Kelimanya, pada sebuah kejadian illegal seperti ini seharusnya tempat kejadian perkara (crime scene) harus steril dari pihak-pihak yang berkepentingan. Faktanya, para pendukung oposan Jokowi dengan heboh malah sibuk bongkar-bongkar kantong plastik tempat surat suara yang katanya sudah tercoblos tersebut. Foto-foto dan rekam-rekam. Crime Scene-nya tercemari. Jangan-jangan memang disengaja?
Terakhir yang keenam, dalam video kedua tampak beberapa wanita sedang dengan santainya membolongi surat suara. Yaza mengatakan bahwa wanita-wanita yang dibayar 50 sen Ringgit per kertas suara tahu bahwa perbuatannya illegal. Nyatanya mereka dengan santai memasukkan surat suara yang sudah dicoblos ke dalam amplop. Tidak nampak mereka takut melakukannya. Lucunya lagi, Yaza mengatakan bahwa mereka pergi begitu saja tanpa ditanyain. Rasa-rasanya ada yang amis.
Menambah keanehan lagi, semua video itu merupakan bikinan pihak oposan Jokowi. Bukan dari Panitia Pengawas Pemilu di Malaysia.
Memang, Yaza juga mengatakan bahwa ini harus diselidiki lebih lanjut agar terang benderang agar tidak merugikan siapa pun. Akan tetapi faktanya, pihak lawan Jokowi telah berani membuat tindakan yang pada intinya seolah-olah itu telah menjadi fakta dan pelakunya adalah koalisi Jokowi. Yaza bahkan cenderung tidak melakukan tugasnya dengan baik dan berat sebelah.

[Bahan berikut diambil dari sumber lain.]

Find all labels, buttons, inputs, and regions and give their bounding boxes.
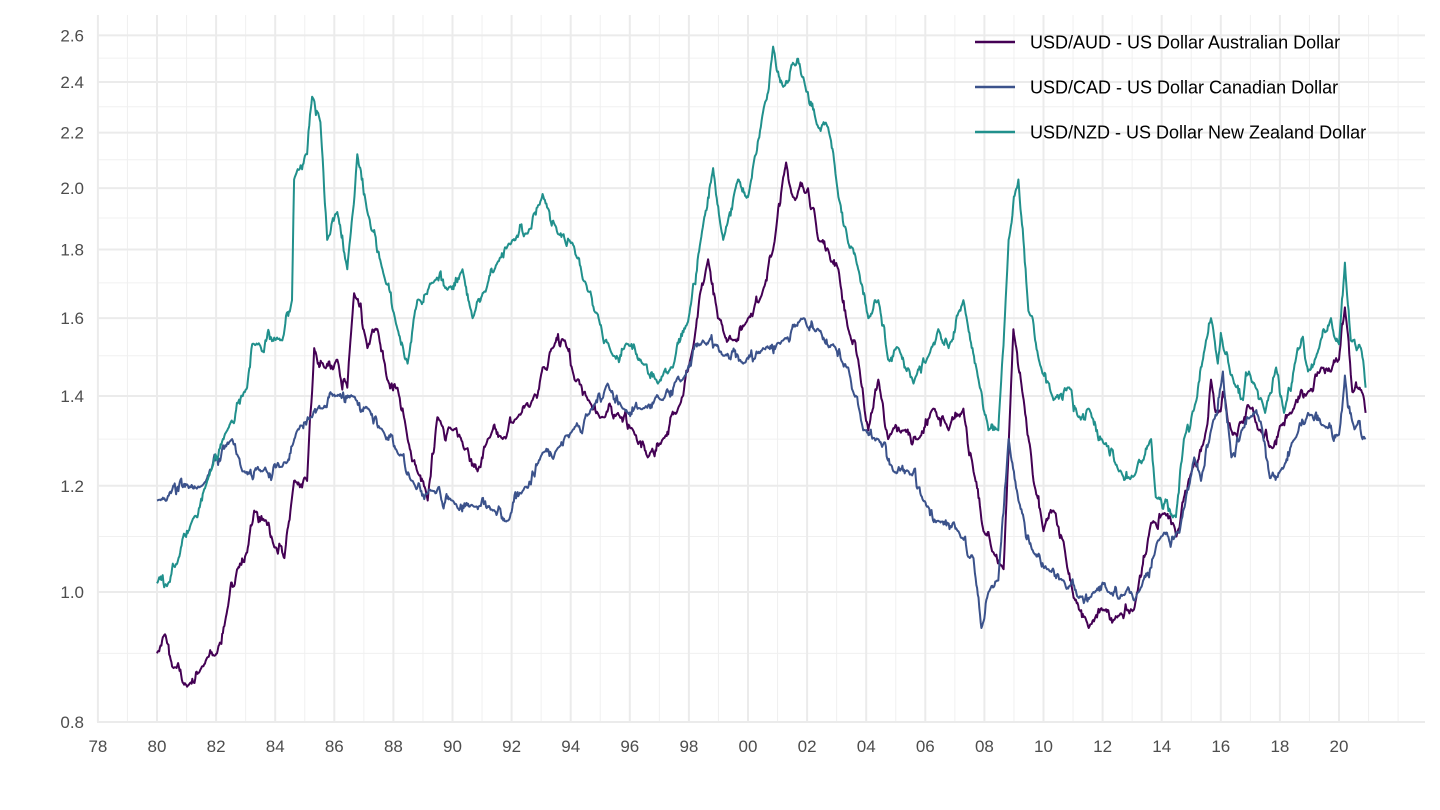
series-line-nzd: [156, 45, 1367, 589]
legend-label: USD/CAD - US Dollar Canadian Dollar: [1030, 78, 1338, 98]
legend: USD/AUD - US Dollar Australian Dollar USD…: [975, 33, 1366, 143]
x-tick-label: 84: [266, 737, 285, 756]
x-tick-label: 90: [443, 737, 462, 756]
x-tick-label: 18: [1270, 737, 1289, 756]
x-tick-label: 96: [620, 737, 639, 756]
x-tick-label: 12: [1093, 737, 1112, 756]
x-tick-label: 14: [1152, 737, 1171, 756]
y-tick-label: 1.2: [60, 477, 84, 496]
y-axis-ticks: 0.8 1.0 1.2 1.4 1.6 1.8 2.0 2.2 2.4 2.6: [60, 26, 84, 732]
x-tick-label: 92: [502, 737, 521, 756]
y-tick-label: 0.8: [60, 713, 84, 732]
y-tick-label: 1.0: [60, 583, 84, 602]
x-tick-label: 16: [1211, 737, 1230, 756]
y-tick-label: 2.0: [60, 179, 84, 198]
x-tick-label: 20: [1330, 737, 1349, 756]
x-tick-label: 94: [561, 737, 580, 756]
x-tick-label: 08: [975, 737, 994, 756]
gridlines: [96, 15, 1425, 724]
y-tick-label: 2.4: [60, 73, 84, 92]
y-tick-label: 1.6: [60, 309, 84, 328]
x-tick-label: 98: [679, 737, 698, 756]
x-tick-label: 04: [857, 737, 876, 756]
y-tick-label: 2.6: [60, 26, 84, 45]
series-line-aud: [156, 161, 1367, 688]
series-lines: [156, 45, 1367, 688]
x-tick-label: 86: [325, 737, 344, 756]
y-tick-label: 1.4: [60, 387, 84, 406]
x-tick-label: 02: [798, 737, 817, 756]
x-tick-label: 88: [384, 737, 403, 756]
x-axis-ticks: 78 80 82 84 86 88 90 92 94 96 98 00 02 04 06 08 10 12 14 16…: [88, 737, 1348, 756]
x-tick-label: 00: [739, 737, 758, 756]
x-tick-label: 80: [148, 737, 167, 756]
y-tick-label: 2.2: [60, 124, 84, 143]
x-tick-label: 82: [207, 737, 226, 756]
legend-label: USD/AUD - US Dollar Australian Dollar: [1030, 33, 1340, 53]
x-tick-label: 10: [1034, 737, 1053, 756]
y-tick-label: 1.8: [60, 241, 84, 260]
x-tick-label: 78: [88, 737, 107, 756]
series-line-cad: [156, 317, 1367, 629]
legend-label: USD/NZD - US Dollar New Zealand Dollar: [1030, 123, 1366, 143]
x-tick-label: 06: [916, 737, 935, 756]
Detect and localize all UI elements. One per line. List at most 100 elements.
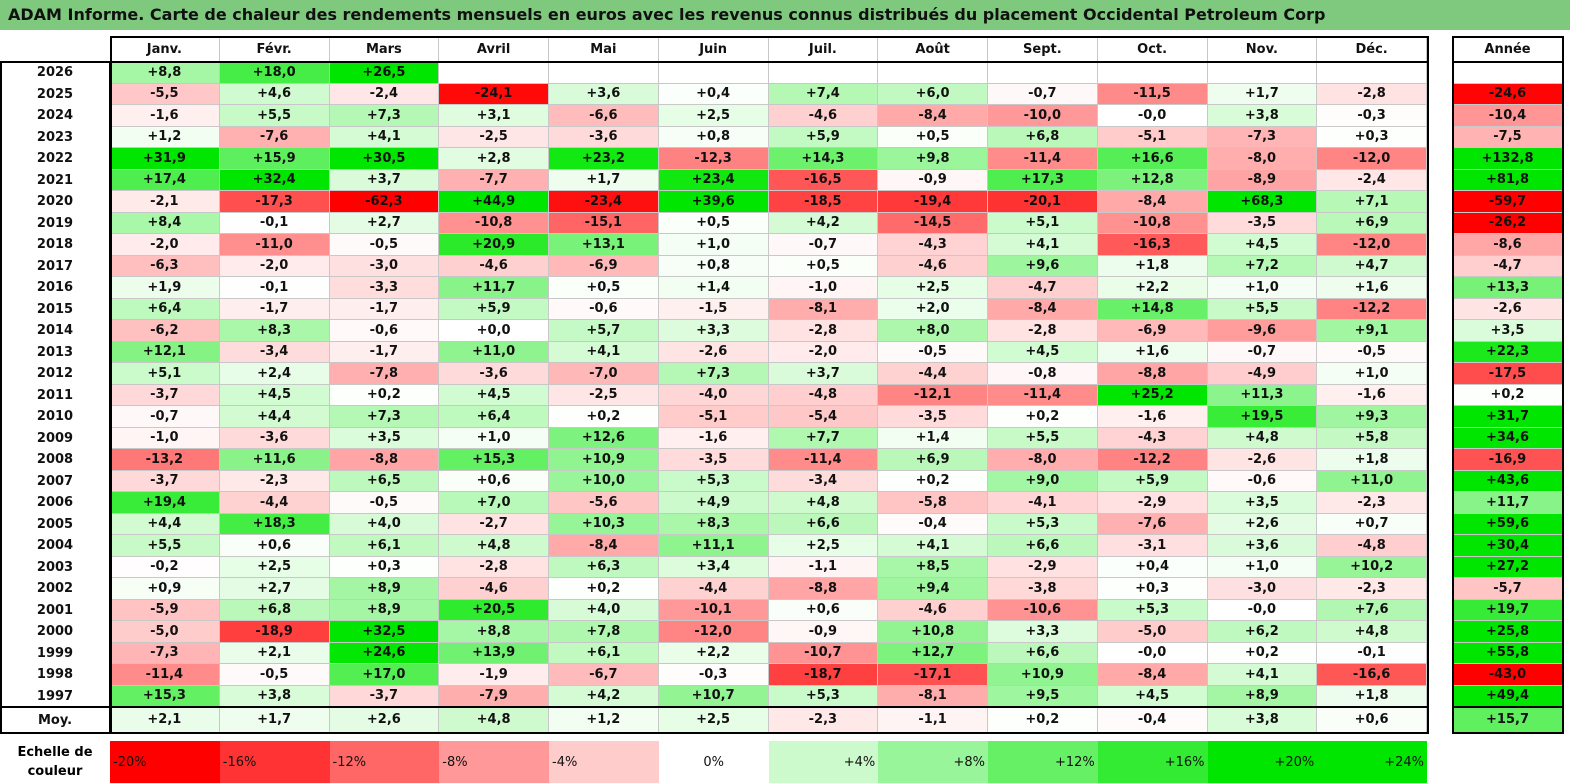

Belajar dari kejadian sebelumnya, di pihak lawan Jokowi berkembang banyak berita bohong. Mulai dari Ratna Sarumpaet dengan operasi plastiknya, Bagus Bawana dengan kisah 7 kontainer surat suara tercoblos dan lebih brutal lagi kejadian di 2014 dengan Tabloid Obornya. Hukum masih harus membuktikan. Tetapi bau amisnya terlalu kencang.